Il est une sorte de Robin des Bois qui prend aux riches pour redonner aux riches (à d’autres), tout en s’enrichissant lui-même. Tout cela dans une incohérence assez absurde. Il affirme par exemple « avoir suivi le secret bancaire suisse à la lettre, n’avoir donné aucun nom avant d’être convoqué par le Sénat américain ». Il est fier en somme d’avoir gardé un secret jusqu’à ce qu’on lui demande poliment de l’avouer publiquement. Pire ensuite : des noms qu’il a livrés, aucun n’a été poursuivi. En revanche son initiative a enclenché des procédures à l’encontre d’autres individus et lui-même a été incarcéré. Un peu comme si un dealer de drogue sous un pont appelait la police et dénonçait les dealers du pont d’en face (ou ceux qu’ils croient être des dealers) mais que la police sur le chemin croise d’autres individus suspects, les embarque tous y compris celui qui a appelé et qui a trouvé judicieux d’attendre.

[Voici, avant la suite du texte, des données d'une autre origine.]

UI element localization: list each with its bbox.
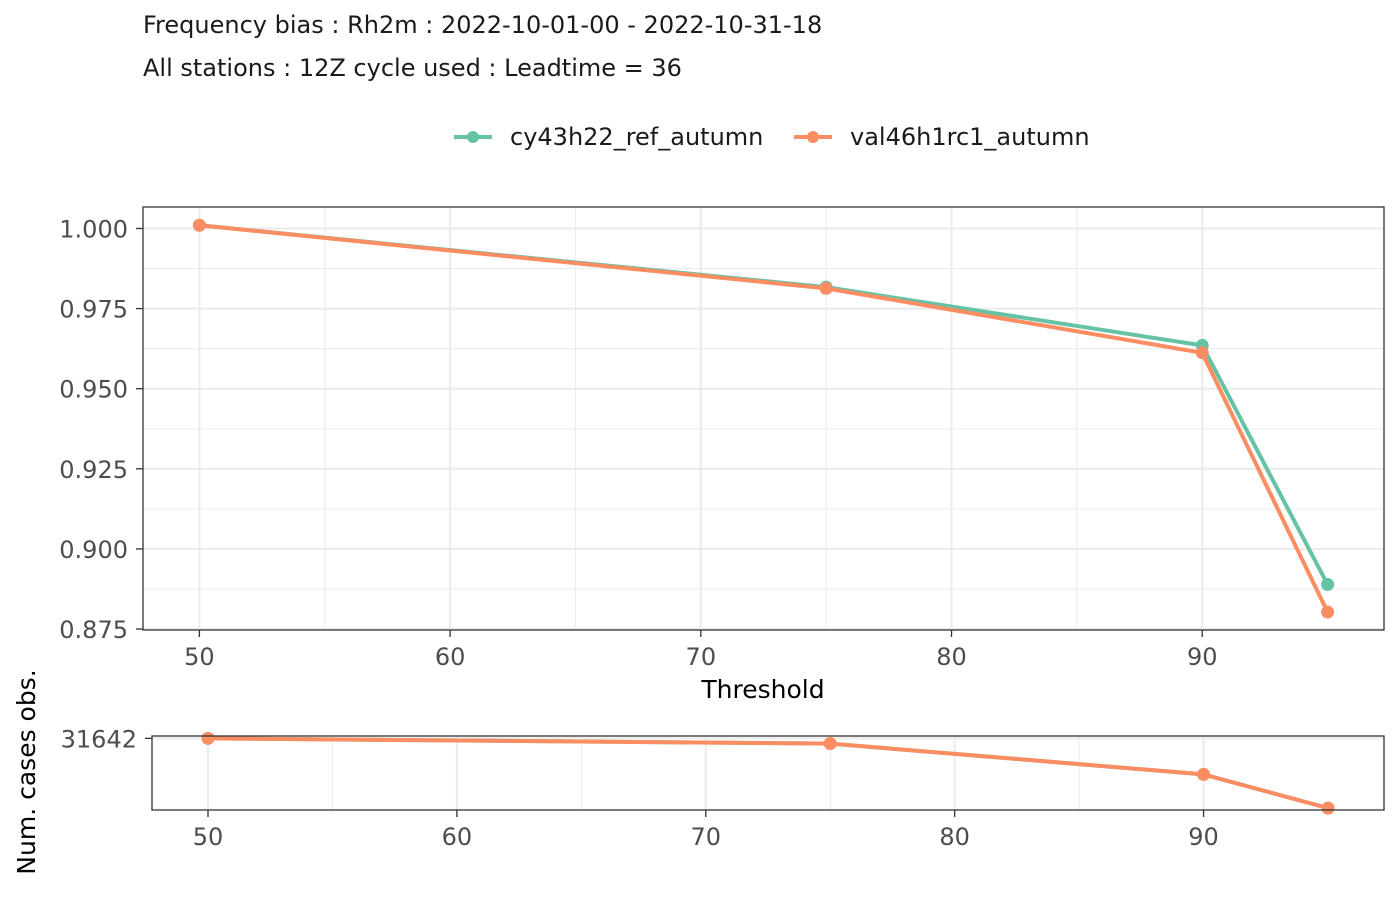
counts-data-point-2 (823, 737, 837, 751)
main-panel: 50 60 70 80 90 0.875 0.900 0.925 0.950 0.975 1.000 (59, 206, 1385, 671)
counts-x-tick-label: 70 (691, 823, 722, 851)
y-axis-label-counts: Num. cases obs. (12, 669, 41, 874)
main-x-tick-label: 80 (936, 643, 967, 671)
main-panel-border (142, 206, 1385, 631)
main-x-tick-label: 50 (184, 643, 215, 671)
counts-data-point-2 (1321, 801, 1335, 815)
main-data-point-2 (192, 218, 206, 232)
counts-x-tick-label: 90 (1188, 823, 1219, 851)
counts-panel: 50 60 70 80 90 31642 (61, 725, 1385, 851)
main-data-point-1 (1321, 577, 1335, 591)
main-data-point-2 (819, 281, 833, 295)
chart-subtitle: All stations : 12Z cycle used : Leadtime… (143, 54, 682, 82)
counts-x-tick-label: 50 (193, 823, 224, 851)
legend-label-series1: cy43h22_ref_autumn (510, 123, 764, 151)
main-y-tick-label: 0.900 (59, 536, 128, 564)
main-x-tick-label: 60 (435, 643, 466, 671)
main-x-tick-label: 70 (686, 643, 717, 671)
legend-label-series2: val46h1rc1_autumn (850, 123, 1090, 151)
main-y-tick-label: 1.000 (59, 215, 128, 243)
main-y-tick-label: 0.950 (59, 376, 128, 404)
main-data-point-2 (1321, 605, 1335, 619)
counts-data-point-2 (201, 731, 215, 745)
legend-key-series1 (454, 131, 492, 143)
counts-x-tick-label: 60 (442, 823, 473, 851)
legend-key-series2 (794, 131, 832, 143)
main-y-tick-label: 0.875 (59, 616, 128, 644)
chart-title: Frequency bias : Rh2m : 2022-10-01-00 - … (143, 11, 823, 39)
counts-series-line-2 (207, 736, 1329, 811)
x-axis-label: Threshold (700, 675, 824, 704)
main-y-tick-label: 0.925 (59, 456, 128, 484)
main-y-tick-label: 0.975 (59, 296, 128, 324)
main-series-line-2 (199, 223, 1330, 613)
main-panel-background (143, 207, 1384, 630)
main-x-tick-label: 90 (1187, 643, 1218, 671)
counts-panel-border (151, 735, 1385, 811)
counts-data-point-2 (1197, 767, 1211, 781)
counts-x-tick-label: 80 (939, 823, 970, 851)
main-data-point-2 (1195, 346, 1209, 360)
counts-y-tick-label: 31642 (61, 725, 137, 753)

Et dire que cet homme a travaillé 15 ans en Suisse pour UBS (ou pour d’autres) et est devenu gérant de fortune aux Etats-Unis pour cette même banque… Au-delà de ses nombreuses difficultés financières et judiciaires, il semble quand même que le principal problème d’UBS soit le recrutement et le management des ressources humaines. Il serait bon aussi éventuellement de s’intéresser à la petite question des conflits de loyauté juridique et à celle afférente de l’extraterritorialité du droit américain qui commence à sérieusement nuire à la liberté de tous. Entre deux droits opposés lequel suivre et quels contrevenants dénoncer ? Il y aurait bien la tentation humaniste et libérale de ne dénoncer personne, de s’occuper de soi, d’éviter de trahir quiconque au nom d’une bonne cause qui n’est sans doute pas meilleure qu’une autre. A priori, comme le révèle le cher Bradley Birkenfeld, n’est pas justicier qui veut.